Sementara itu, solusi baru untuk pengelolaan sampah terus diberikan oleh pihak Waste4Change yang berdiri sejak 2014 lalu. Tercatat, Waste4Change telah melayani 48 area komersial dan 2 perumahan dengan lebih dari 2.060 pelanggan dan telah berhasil mengelola lebih dari 5.405 ton sampah di wilayah DKI Jakarta dan sekitarnya.
Pencapaian ini diharapkan dapat membantu Indonesia dalam mendorong terciptanya sistem pengelolaan sampah yang lebih efisien sehingga mengurangi jumlah sampah yang berakhir di TPA dan lingkungan.
"Kami percaya dukungan kolaborasi dari swasta, pemerintah dan masyarakat sebagai kunci utama dalam mewujudkan ekonomi sirkuler dan zero-waste di Indonesia,” ujar Managing Director Waste4Change Mohamad Bijaksana Junerosano.
Bahaya timbunan sampah
1. Bakteri, serangga, dan hama tumbuh subur dari sampah
Tempat sampah yang melimpah merupakan tempat berkembang biak yang ideal bagi bakteri, serangga, dan hama. Lalat yang mengunjungi sampah juga merupakan lalat yang sama yang berkeliaran di sekitar prasmanan makan siang Anda dan menjatuhkan keturunannya di piring Anda.
Dengan melakukannya, mereka meningkatkan risiko Anda tertular salmonella, yang menyebabkan demam tifoid, keracunan makanan, demam enterik, gastroenteritis, dan penyakit besar lainnya. Selain lalat, hewan lain yang tumbuh subur dari sampah di dalam dan sekitar wadah antara lain tikus, rubah, dan anjing liar.
2. Limbah yang melimpah menyebabkan polusi udara dan penyakit pernapasan
Salah satu akibat dari sampah yang melimpah adalah pencemaran udara, yang menyebabkan berbagai penyakit pernapasan dan dampak buruk lainnya bagi kesehatan karena kontaminan diserap dari paru-paru ke bagian tubuh lainnya.
Zat beracun di udara yang tercemar oleh limbah termasuk karbon dioksida, dinitrogen oksida, dan metana. Dalam kehidupan sehari-hari kita mengidentifikasi udara yang tercemar terutama melalui bau yang tidak sedap, yang biasanya disebabkan oleh pembusukan dan limbah cair.
3. Sampah mencemari air permukaan, yang memengaruhi semua ekosistem
Sampah dan limbah cair yang berakhir di badan air secara negatif mengubah komposisi kimiawi air. Secara teknis, jenis pencemaran ini disebut pencemaran air.
Ini memengaruhi semua ekosistem yang ada di air, termasuk ikan dan hewan lain yang meminum air yang tercemar. Barang limbah rumah tangga yang berbahaya seperti baterai, peralatan komputer, dan sisa cat bisa sangat berbahaya bagi air permukaan.
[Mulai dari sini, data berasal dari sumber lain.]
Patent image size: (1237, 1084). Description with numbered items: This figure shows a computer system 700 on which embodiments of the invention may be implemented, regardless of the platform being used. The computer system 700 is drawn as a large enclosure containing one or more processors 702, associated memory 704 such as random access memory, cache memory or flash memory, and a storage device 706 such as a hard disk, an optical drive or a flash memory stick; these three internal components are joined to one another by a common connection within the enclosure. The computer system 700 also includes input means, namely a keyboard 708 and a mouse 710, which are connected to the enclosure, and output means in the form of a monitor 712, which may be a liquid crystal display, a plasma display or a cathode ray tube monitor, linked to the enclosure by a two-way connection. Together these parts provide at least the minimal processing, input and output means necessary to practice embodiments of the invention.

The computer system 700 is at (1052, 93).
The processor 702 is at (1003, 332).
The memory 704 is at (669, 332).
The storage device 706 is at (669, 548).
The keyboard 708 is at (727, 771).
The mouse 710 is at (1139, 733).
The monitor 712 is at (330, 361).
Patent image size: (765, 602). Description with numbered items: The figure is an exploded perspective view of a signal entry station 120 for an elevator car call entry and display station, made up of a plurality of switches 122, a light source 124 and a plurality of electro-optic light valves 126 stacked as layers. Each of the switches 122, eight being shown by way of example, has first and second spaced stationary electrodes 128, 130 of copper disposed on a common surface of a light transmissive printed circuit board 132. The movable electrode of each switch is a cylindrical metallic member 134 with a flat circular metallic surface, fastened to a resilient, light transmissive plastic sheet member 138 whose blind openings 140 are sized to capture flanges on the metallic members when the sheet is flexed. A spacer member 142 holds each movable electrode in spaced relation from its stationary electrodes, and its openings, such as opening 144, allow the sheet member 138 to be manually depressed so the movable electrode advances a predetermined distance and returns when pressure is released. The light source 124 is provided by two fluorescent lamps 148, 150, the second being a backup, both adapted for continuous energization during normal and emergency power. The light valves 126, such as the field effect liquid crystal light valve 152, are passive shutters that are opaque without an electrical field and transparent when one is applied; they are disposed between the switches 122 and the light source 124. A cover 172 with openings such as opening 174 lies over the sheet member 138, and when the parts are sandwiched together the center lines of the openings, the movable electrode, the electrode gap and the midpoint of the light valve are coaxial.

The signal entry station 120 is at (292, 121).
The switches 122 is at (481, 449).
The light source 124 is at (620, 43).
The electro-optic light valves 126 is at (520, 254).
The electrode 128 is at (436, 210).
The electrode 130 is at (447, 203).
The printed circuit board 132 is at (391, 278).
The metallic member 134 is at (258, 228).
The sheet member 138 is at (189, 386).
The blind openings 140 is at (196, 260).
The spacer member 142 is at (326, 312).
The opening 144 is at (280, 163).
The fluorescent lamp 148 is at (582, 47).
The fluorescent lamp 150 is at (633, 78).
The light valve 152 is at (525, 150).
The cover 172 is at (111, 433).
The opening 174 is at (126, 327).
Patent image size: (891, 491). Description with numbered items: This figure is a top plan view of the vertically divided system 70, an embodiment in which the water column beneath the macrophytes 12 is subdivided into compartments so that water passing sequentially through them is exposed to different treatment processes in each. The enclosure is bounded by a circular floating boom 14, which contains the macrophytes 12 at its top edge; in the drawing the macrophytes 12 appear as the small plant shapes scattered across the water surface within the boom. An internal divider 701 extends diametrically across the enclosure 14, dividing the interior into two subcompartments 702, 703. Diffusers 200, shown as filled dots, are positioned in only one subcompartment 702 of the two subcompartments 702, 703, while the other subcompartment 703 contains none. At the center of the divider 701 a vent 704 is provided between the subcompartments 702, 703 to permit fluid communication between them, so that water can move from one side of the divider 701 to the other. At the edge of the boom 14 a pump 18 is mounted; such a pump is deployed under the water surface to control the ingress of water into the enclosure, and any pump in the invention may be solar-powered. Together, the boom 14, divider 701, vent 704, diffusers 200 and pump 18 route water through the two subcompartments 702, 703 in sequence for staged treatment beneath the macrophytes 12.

4. Penanganan langsung limbah yang meluap dapat menimbulkan risiko kesehatan
Bagi staf pengumpulan sampah, risiko mengambil dan menangani sampah yang meluap meliputi infeksi, penyakit kronis, dan kecelakaan.
Kontak langsung dengan limbah dapat mengakibatkan infeksi kulit dan darah melalui luka yang terinfeksi, berbagai penyakit akibat gigitan hewan yang memakan limbah, dan infeksi usus yang ditularkan oleh lalat yang memakan limbah tersebut. Memungut sampah yang melimpah juga berisiko karena benda tajam, jarum suntik, dan berpotensi limbah berbahaya.
5. Pengendalian limbah yang tidak efisien berdampak buruk bagi kesejahteraan kota
Selain menyebabkan berbagai masalah kesehatan dan lingkungan, sampah yang melimpah merupakan gangguan publik dan merusak pemandangan.
Semua orang ingin tinggal dan mengunjungi tempat-tempat yang segar, bersih, dan sehat. Kota yang bau dengan sanitasi yang buruk dan sampah di mana-mana tidak menarik orang atau turis, apalagi investasi. Kota terus kehilangan uang, dan mereka juga kehilangan pendapatan dan peluang kerja yang berasal dari pengendalian limbah dan daur ulang yang tepat.